Potrebbe finalmente concretizzarsi a breve il sogno di rendere possibili i viaggi nello spazio grazie ad alcuni progetti già operativi

Il primo progetto riguarda la Virgin Galactic di Richard Branson che dovrebbe prendere il via il prossimo 11 Luglio; il secondo, invece, quello della Blue Origin del magnate Jeff Bezos, fondatore del colosso Amazon, che dovrebbe partire solo alcuni giorni più tardi, ossia Martedì 20 Luglio, data che tra l’altro ricorda il primo sbarco sulla Luna avvenuto nel lontano 1969.

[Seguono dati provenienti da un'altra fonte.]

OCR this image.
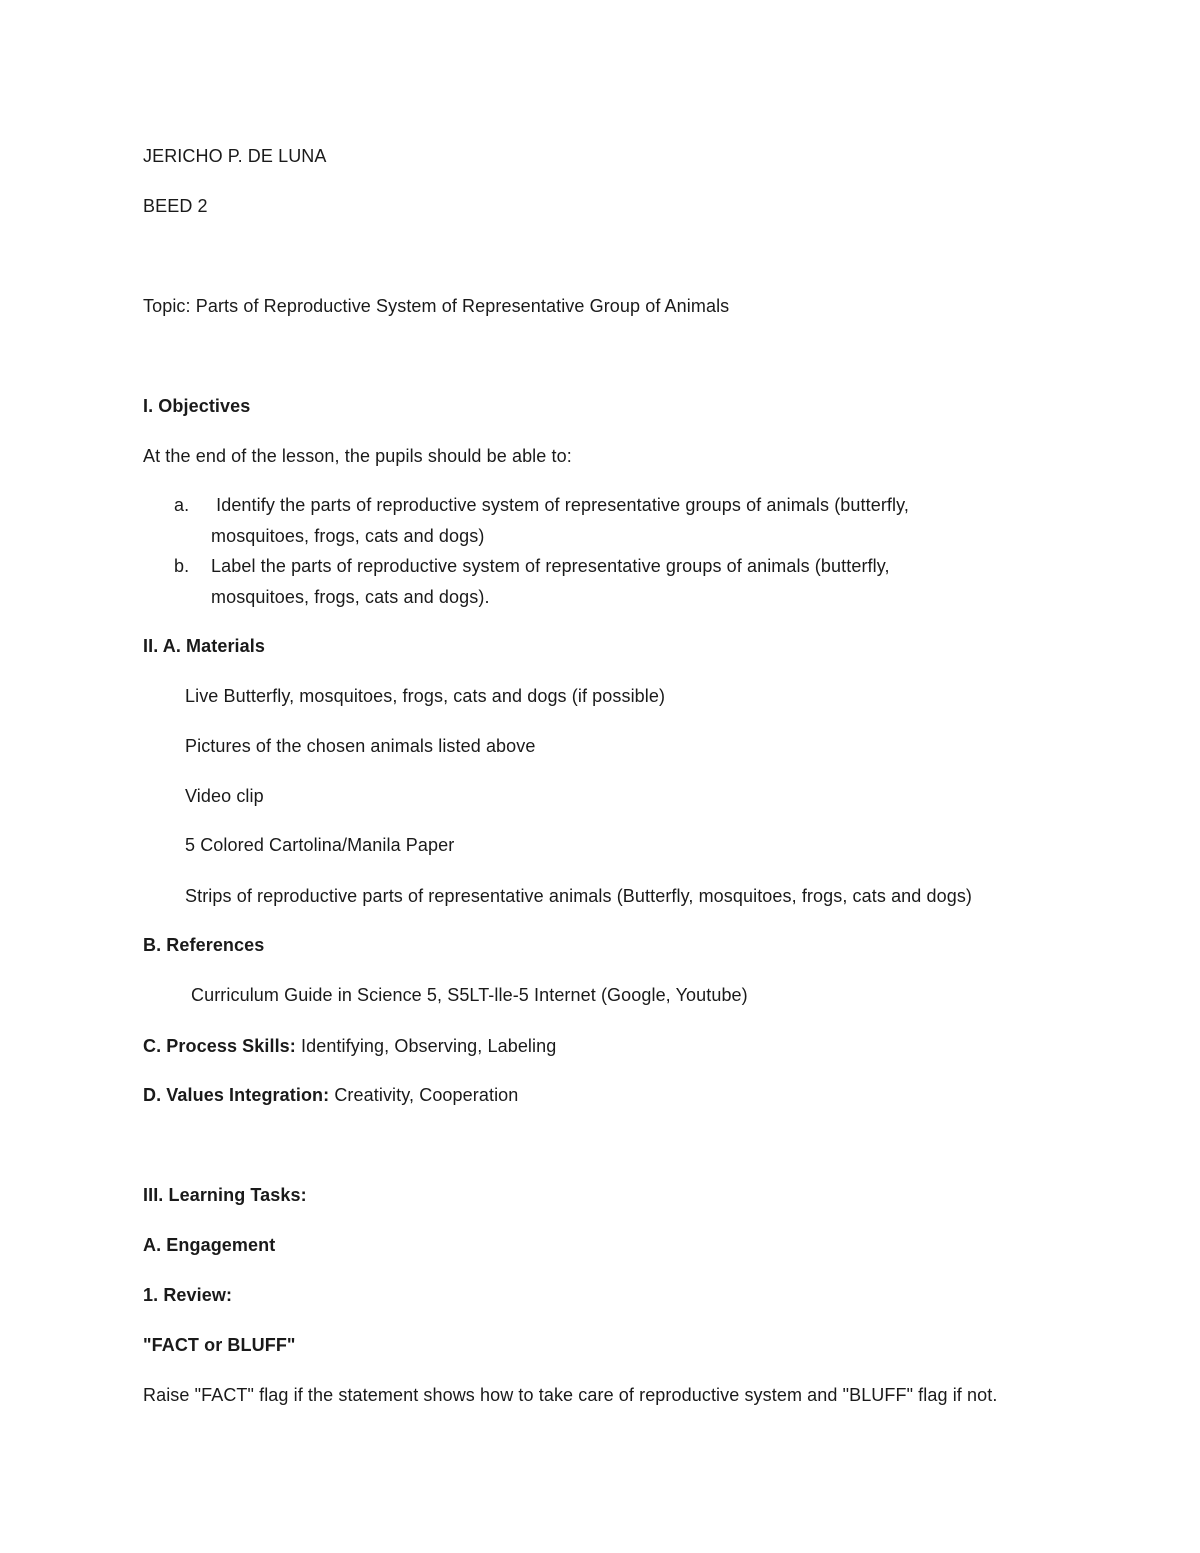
JERICHO P. DE LUNA
BEED 2
Topic: Parts of Reproductive System of Representative Group of Animals
I. Objectives
At the end of the lesson, the pupils should be able to:
a. Identify the parts of reproductive system of representative groups of animals (butterfly,
mosquitoes, frogs, cats and dogs)
b. Label the parts of reproductive system of representative groups of animals (butterfly,
mosquitoes, frogs, cats and dogs).
II. A. Materials
Live Butterfly, mosquitoes, frogs, cats and dogs (if possible)
Pictures of the chosen animals listed above
Video clip
5 Colored Cartolina/Manila Paper
Strips of reproductive parts of representative animals (Butterfly, mosquitoes, frogs, cats and dogs)
B. References
Curriculum Guide in Science 5, S5LT-lle-5 Internet (Google, Youtube)
C. Process Skills: Identifying, Observing, Labeling
D. Values Integration: Creativity, Cooperation
III. Learning Tasks:
A. Engagement
1. Review:
"FACT or BLUFF"
Raise "FACT" flag if the statement shows how to take care of reproductive system and "BLUFF" flag if not.
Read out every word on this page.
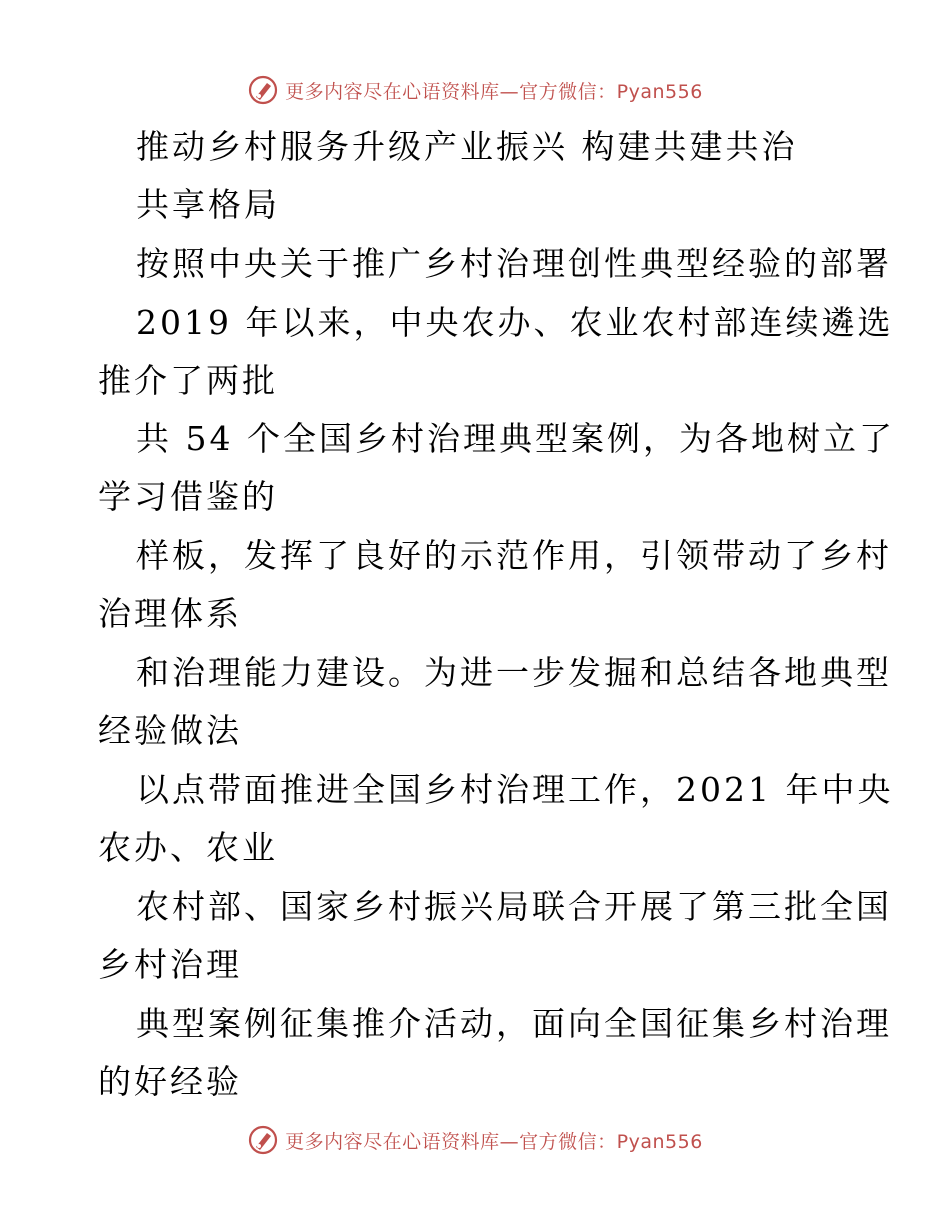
更多内容尽在心语资料库—官方微信：Pyan556
推动乡村服务升级产业振兴 构建共建共治
共享格局
按照中央关于推广乡村治理创性典型经验的部署
2019 年以来，中央农办、农业农村部连续遴选
推介了两批
共 54 个全国乡村治理典型案例，为各地树立了
学习借鉴的
样板，发挥了良好的示范作用，引领带动了乡村
治理体系
和治理能力建设。为进一步发掘和总结各地典型
经验做法
以点带面推进全国乡村治理工作，2021 年中央
农办、农业
农村部、国家乡村振兴局联合开展了第三批全国
乡村治理
典型案例征集推介活动，面向全国征集乡村治理
的好经验
更多内容尽在心语资料库—官方微信：Pyan556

Nelle scorse settimane, tuttavia, era stato Jeff Bezos, a comunicare la sua personale iniziativa che lo avrebbe visto a bordo della navicella Blue Origin insieme al fratello Mark, salvo poi ripensarci e mettere il ‘biglietto‘ all’asta, finito, poi, nelle mani di un facoltoso acquirente tuttora anonimo, al prezzo di 28 milioni di dollari che andranno a questo punto in beneficienza.

Di seguito si sarebbe scatenata una bella lotta fra Bezos e Branson che avrebbe messo quest’ultimo nelle condizioni di aggiudicarsi la contesa, anche se in realtà nessuno dei due può considerarsi il ‘primo‘ cittadino privato a viaggiare fra le stelle di tasca propria. Pare che il primo ‘turista’ in assoluto sia stato un certo Dennis Tito che nel 2001 compì l’impresa.

In ogni caso, gran parte dei fisici e degli scienziati sostengono che affinché qualcuno possa ritenersi nello spazio deve aver superato la cosiddetta Linea di Kármán, un’altitudine fissata intorno ai 100 km, in cui l’aria inizia del tutto a rarefarsi.